Newell's
Lunes 19 de Diciembre de 2016

El baile de la despedida: Newell's coronó un gran semestre y es escolta

Newell's armó una festival para el fin de año, apabullando con goles al equipo sanjuanino

No podía ser mejor la despedida de año, con una goleada que coronó un gran semestre. Con goles para todos los gustos y una suficiencia notoria, Newell's le dio un baile a San Martín de San Juan, lo vapuleó por 6 a 1 y se fue de vacaciones arriba en la tabla, como escolta, para aguardar el reinicio con expectativas mucho más ambiciosas que las que había al comienzo del torneo.

El conjunto del Parque tuvo el regreso de Maxi Rodríguez, ausente la fecha pasada. Fue un retorno tan intenso como fugaz. Le alcanzó con 6' para dejar su sello. El cronómetro no había llegado al minuto y ya estaba celebrando su gol, el que significó la apertura.

En medio de la celebración, Amoroso lo hizo caer al piso y el golpe le provocó un dolor que no lo dejó continuar, pese a que permaneció un ratito más para intentar seguir.

El resultado era favorable a Newell's desde el vamos. El juego, también. Se movió a voluntad. Las combinaciones entre Quignon, Formica, Scocco y el ingresado Figueroa hicieron estragos en la dubitativa defensa sanjuanina.

Si el slalom goleador de Maxi fue una exquisita jugada individual, también para destacar resultó la construcción colectiva que terminó en el segundo tanto, con la pared edificada por Quignon y Formica, para la posterior definición mordida de Figueroa luego de un rebote en Aguilar.

Newell's lo ganaba sin objeciones, sin oposición. Y cuando faltaba aún una eternidad, a los 20', lo liquidó. Fue un perfecto toqueteo entre varios y una sutil definición de Scocco por sobre el cuerpo del arquero Ardente para el 3 a 0.

Tan tranquila era la tarde-noche para el rojinegro, y tan abrumadora la superioridad, que casi no tuvo exigencias en defensa. La volada de Pocrnjic por un remate cruzado de Sagarzazu desde afuera fue la única en el período inicial.
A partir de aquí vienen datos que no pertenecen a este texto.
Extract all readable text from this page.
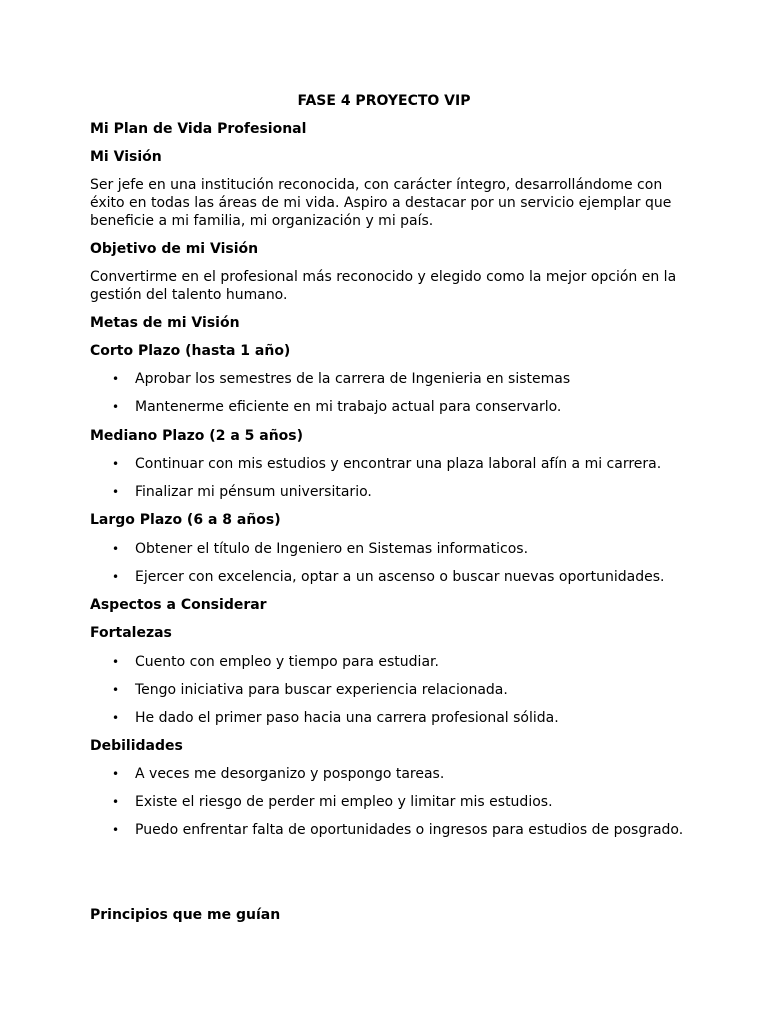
FASE 4 PROYECTO VIP
Mi Plan de Vida Profesional
Mi Visión
Ser jefe en una institución reconocida, con carácter íntegro, desarrollándome con
éxito en todas las áreas de mi vida. Aspiro a destacar por un servicio ejemplar que
beneficie a mi familia, mi organización y mi país.
Objetivo de mi Visión
Convertirme en el profesional más reconocido y elegido como la mejor opción en la
gestión del talento humano.
Metas de mi Visión
Corto Plazo (hasta 1 año)
• Aprobar los semestres de la carrera de Ingenieria en sistemas
• Mantenerme eficiente en mi trabajo actual para conservarlo.
Mediano Plazo (2 a 5 años)
• Continuar con mis estudios y encontrar una plaza laboral afín a mi carrera.
• Finalizar mi pénsum universitario.
Largo Plazo (6 a 8 años)
• Obtener el título de Ingeniero en Sistemas informaticos.
• Ejercer con excelencia, optar a un ascenso o buscar nuevas oportunidades.
Aspectos a Considerar
Fortalezas
• Cuento con empleo y tiempo para estudiar.
• Tengo iniciativa para buscar experiencia relacionada.
• He dado el primer paso hacia una carrera profesional sólida.
Debilidades
• A veces me desorganizo y pospongo tareas.
• Existe el riesgo de perder mi empleo y limitar mis estudios.
• Puedo enfrentar falta de oportunidades o ingresos para estudios de posgrado.
Principios que me guían
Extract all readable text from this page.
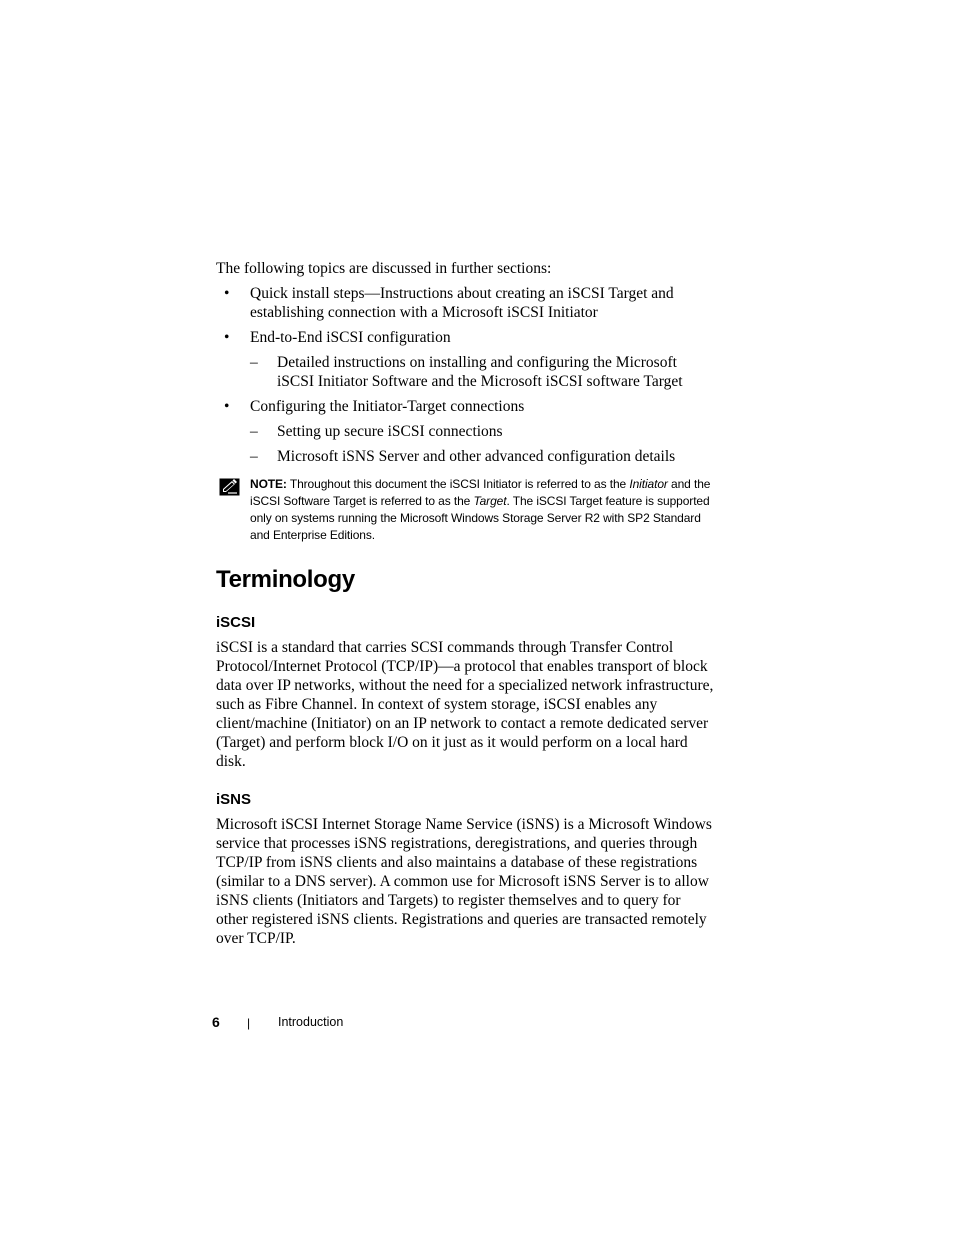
The following topics are discussed in further sections:

• Quick install steps—Instructions about creating an iSCSI Target and establishing connection with a Microsoft iSCSI Initiator
• End-to-End iSCSI configuration
– Detailed instructions on installing and configuring the Microsoft iSCSI Initiator Software and the Microsoft iSCSI software Target
• Configuring the Initiator-Target connections
– Setting up secure iSCSI connections
– Microsoft iSNS Server and other advanced configuration details
NOTE: Throughout this document the iSCSI Initiator is referred to as the Initiator and the iSCSI Software Target is referred to as the Target. The iSCSI Target feature is supported only on systems running the Microsoft Windows Storage Server R2 with SP2 Standard and Enterprise Editions.
Terminology
iSCSI

iSCSI is a standard that carries SCSI commands through Transfer Control Protocol/Internet Protocol (TCP/IP)—a protocol that enables transport of block data over IP networks, without the need for a specialized network infrastructure, such as Fibre Channel. In context of system storage, iSCSI enables any client/machine (Initiator) on an IP network to contact a remote dedicated server (Target) and perform block I/O on it just as it would perform on a local hard disk.

iSNS

Microsoft iSCSI Internet Storage Name Service (iSNS) is a Microsoft Windows service that processes iSNS registrations, deregistrations, and queries through TCP/IP from iSNS clients and also maintains a database of these registrations (similar to a DNS server). A common use for Microsoft iSNS Server is to allow iSNS clients (Initiators and Targets) to register themselves and to query for other registered iSNS clients. Registrations and queries are transacted remotely over TCP/IP.

6 | Introduction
La contundencia del local, a partir de una elaboración aceitada, no se detuvo. Quignon siguió activo, barriendo por delante de la defensa y siendo el nexo con los de adelante.

Era un partido pleno de emociones para el conjunto de Osella. Y uno de los instantes de mayor euforia fue con el cabezazo de Mateo para el cuarto del rojinegro. Después del partido se sabría que fue el último del guerrero.

El descuento de Gelabert resultó anecdótico. Newell's se sentía dueño del juego y siguió buscando.

Quignon cedió para Amoroso, buscó la devolución y desde afuera del área le dio con todo. La pelota dio en el palo izquierdo, rebotó en las piernas de Ardente y se metió.

El festival de goles, a partir de una buena elaboración y mejor terminación, tuvo nuevamente la aparición de Scocco para estampar el sexto.

Newell's se floreó, jugó a gusto y rubricó que nada de lo que pasó en el torneo le llegó de arriba, ese lugar desde donde mira a casi todos en la tabla.